First of all, I can, to an extent, empathize with Christian & Co. as film score collectors and their desire that this score display more "thematic integrity" (if you will) and neo-romantic stylism, which, thanks to the formidable talents chiefly of Messrs. Williams, Elfman, and Ottman, has become the accepted sonic palette for a traditional superhero film, and for some (including myself on most days) the preferred approach for listeners on album.
However, as a composer (and hobby-level filmmaker) myself, writing indie and short film scores- in other words, speaking as someone who has attended the spotting session, erased the triplets, sat in the booth, and stood on the podium, I think perhaps Christian may be continuing to unintentionally "hide something in plain sight."
Namely, these are film scores, i.e., they are written for a film, and thus are subject to the dictates and guidance of the director and/or producers.

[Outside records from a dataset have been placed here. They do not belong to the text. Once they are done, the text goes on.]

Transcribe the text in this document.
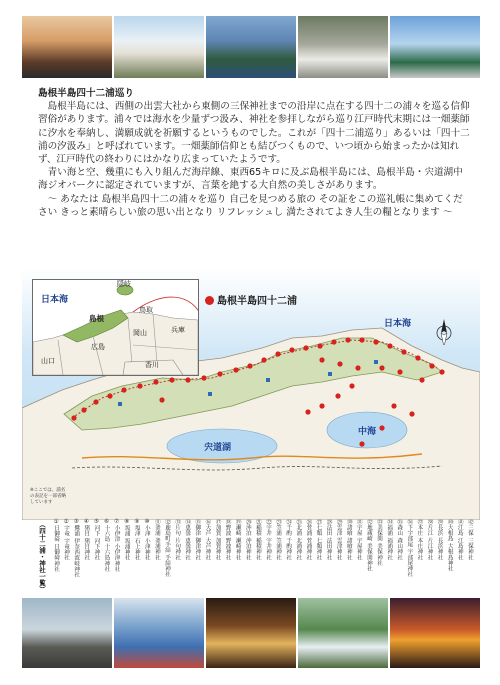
島根半島四十二浦巡り

島根半島には、西側の出雲大社から東側の三保神社までの沿岸に点在する四十二の浦々を巡る信仰習俗があります。浦々では海水を少量ずつ汲み、神社を参拝しながら巡り江戸時代末期には一畑薬師に汐水を奉納し、満願成就を祈願するというものでした。これが「四十二浦巡り」あるいは「四十二浦の汐汲み」と呼ばれています。一畑薬師信仰とも結びつくもので、いつ頃から始まったかは知れず、江戸時代の終わりにはかなり広まっていたようです。

青い海と空、幾重にも入り組んだ海岸線、東西65キロに及ぶ島根半島には、島根半島・宍道湖中海ジオパークに認定されていますが、言葉を絶する大自然の美しさがあります。

〜 あなたは 島根半島四十二の浦々を巡り 自己を見つめる旅の その証をこの巡礼帳に集めてください きっと素晴らしい旅の思い出となり リフレッシュし 満たされてよき人生の糧となります 〜

日本海
隠岐
島根
鳥取
広島
岡山	兵庫
山口	香川
島根半島四十二浦
日本海
宍道湖
中海
※ここでは、浦名の表記を一部省略しています
（四十二浦・神社一覧） ①日御碕 日御碕神社 ②宇竜 宇竜神社 ③鷺浦 伊奈西波岐神社 ④猪目 猪目神社 ⑤河下 河下神社 ⑥十六島 十六島神社 ⑦小伊津 小伊津神社 ⑧坂浦 坂浦神社 ⑨塩津 石上神社 ⑩小津 小津神社 ⑪釜浦 釜浦神社 ⑫鹿島町手結 手結神社 ⑬片句 片句神社 ⑭恵曇 恵曇神社 ⑮御津 御津神社 ⑯大芦 大芦神社 ⑰加賀 加賀神社 ⑱野波 野波神社 ⑲瀬崎 瀬崎神社 ⑳沖泊 沖泊神社 ㉑稲積 稲積神社 ㉒宇井 宇井神社 ㉓笠浦 笠浦神社 ㉔千酌 千酌神社 ㉕北浦 北浦神社 ㉖菅浦 菅浦神社 ㉗七類 七類神社 ㉘法田 法田神社 ㉙雲津 雲津神社 ㉚諸喰 諸喰神社 ㉛宇屋 宇屋神社 ㉜地蔵崎 美保関神社 ㉝美保関 美保神社 ㉞福浦 福浦神社 ㉟森山 森山神社 ㊱下宇部尾 宇部尾神社 ㊲本庄 本庄神社 ㊳片江 片江神社 ㊴長浜 長浜神社 ㊵大根島 大根島神社 ㊶江島 江島神社 ㊷三保 三保神社
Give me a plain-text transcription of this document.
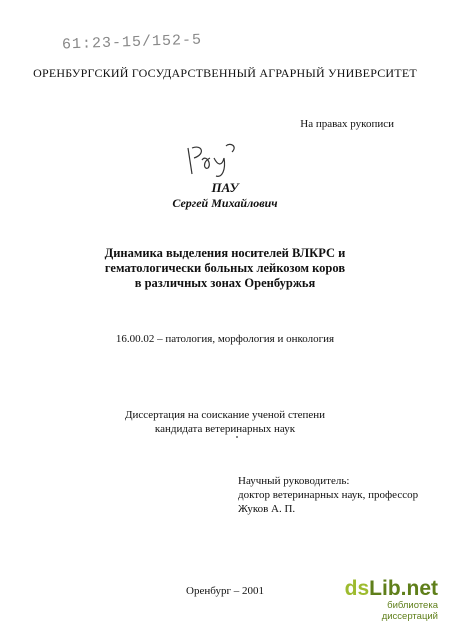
61:23-15/152-5
ОРЕНБУРГСКИЙ ГОСУДАРСТВЕННЫЙ АГРАРНЫЙ УНИВЕРСИТЕТ
На правах рукописи
ПАУ
Сергей Михайлович
Динамика выделения носителей ВЛКРС и
гематологически больных лейкозом коров
в различных зонах Оренбуржья
16.00.02 – патология, морфология и онкология
Диссертация на соискание ученой степени
кандидата ветеринарных наук
Научный руководитель:
доктор ветеринарных наук, профессор
Жуков А. П.
Оренбург – 2001	dsLib.net
библиотека диссертаций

As evidenced by Christopher Nolan's previous films, it would seem that he prefers a hybrid stylism that one might describe as "quasi-orchestral ambient techno-minimalism" Just reference any of his extra-Batman canon to hear what I mean.
Couple this with the fact that Nolan, Thomas, Roven, et. al., have repeatedly said that "this is less of a comic-book movie, and more of an existential crime drama", and I think that as much as Christian and others may want another Elfmanesque set of cues, they may have to admit that in this instance, the composers are simply creating a score in line with the vision of the director, as they should.
I'll end by saying that had I been Nolan, I would have hired Goldenthal to score it (ala Heat, etc.)